Edouard Authelet : Trois ans de Perse, 

 

Par Claude Bossicart

 

C'est sans doute le plus méridional des Belges qui participèrent à cette"coopération", ce transfert de savoir-faire aujourd'hui mieux connu entre le royaume de Belgique et l'empire de Perse.

 

Edouard Authelet est né au village de Latour (Virton) le 28 octobre 1871.

 

A vingt ans il entre en caserne pour six années, d'abord à Namur puis au Petit Château à Bruxelles où il deviendra sous-lieutenant. Entretemps il réussit le brevet de "prévôt" qui lui permet de donner cours de courtepointe, lui assurant ainsi une très bonne maîtrise des armes. Sa future épouse ne veut pas d'un militaire. C'est pourquoi on le retrouve en 1897 à Anvers-Port - au septentrion - engagé au bas de l'échelle comme sous-brigadier des douanes.

Fin 1902 déjà, il s'informe auprès d'un collègue parti depuis peu dans la filière persane sur les mœurs locales, la sûreté, les langues et le voyage à entreprendre. Il veut aussi savoir si un nouvel appel sera lancé aux agents belges...et comment y répondre. C'est en juin 1911 après avoir été retenu avec un compatriote, Sonet mort et enterré là-bas, qu'il part pour 3 ans selon leur Convention. Celle-ci prévoit un congé de 3 mois à terme échu.

 

Authelet, qui s'avère être un fonctionnaire peu ordinaire occupera six postes différents dont cinq aux frontières Nord en passant aussi par Téhéran. Son grand mérite est d'avoir raconté cette expédition dans quarante grandes lettres, envoyées à sa femme et à sa petite fille, restées au pays.
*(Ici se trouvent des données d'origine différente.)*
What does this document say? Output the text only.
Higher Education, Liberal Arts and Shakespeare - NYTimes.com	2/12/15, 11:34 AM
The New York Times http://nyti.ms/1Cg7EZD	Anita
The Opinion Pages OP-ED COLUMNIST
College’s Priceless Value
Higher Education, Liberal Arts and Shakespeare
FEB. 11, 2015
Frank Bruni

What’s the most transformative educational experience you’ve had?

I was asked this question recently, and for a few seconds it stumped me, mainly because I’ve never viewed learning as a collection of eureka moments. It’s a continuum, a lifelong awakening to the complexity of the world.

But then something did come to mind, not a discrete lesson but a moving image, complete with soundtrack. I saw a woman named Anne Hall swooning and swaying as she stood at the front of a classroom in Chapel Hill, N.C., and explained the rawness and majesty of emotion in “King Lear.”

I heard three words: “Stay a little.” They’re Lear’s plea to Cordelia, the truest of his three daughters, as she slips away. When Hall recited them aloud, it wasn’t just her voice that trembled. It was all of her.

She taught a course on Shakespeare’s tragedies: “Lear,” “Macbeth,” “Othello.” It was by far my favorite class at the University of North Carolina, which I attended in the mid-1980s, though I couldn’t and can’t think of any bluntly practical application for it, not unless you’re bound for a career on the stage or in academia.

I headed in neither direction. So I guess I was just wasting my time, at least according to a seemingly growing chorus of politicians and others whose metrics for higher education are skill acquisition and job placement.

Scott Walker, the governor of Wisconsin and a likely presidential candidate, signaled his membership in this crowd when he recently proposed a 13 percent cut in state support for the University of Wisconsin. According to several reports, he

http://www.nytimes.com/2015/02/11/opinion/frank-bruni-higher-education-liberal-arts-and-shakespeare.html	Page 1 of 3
On y découvre un homme curieux de tout, observateur doué, consciencieux et motivé, exilé pâtissant mais prêt à renouveler l'expérience pour trois ans.

 

Hélas, il n'échappera pas à son destin et n'accomplira qu'un seul terme au service de la Perse. De retour en Belgique au moment où la 1ère Guerre Mondiale éclate, il est massacré le 22 août avec 70 autres villageois dans les atrocités commises par des Prussiens*.

 

Selon un ordre chronologique et en suivant le récit épistolaire on peut établir les postes, le niveau, la variété et le contenu de ses occupations qui ne se limitent pas aux tarifs douaniers.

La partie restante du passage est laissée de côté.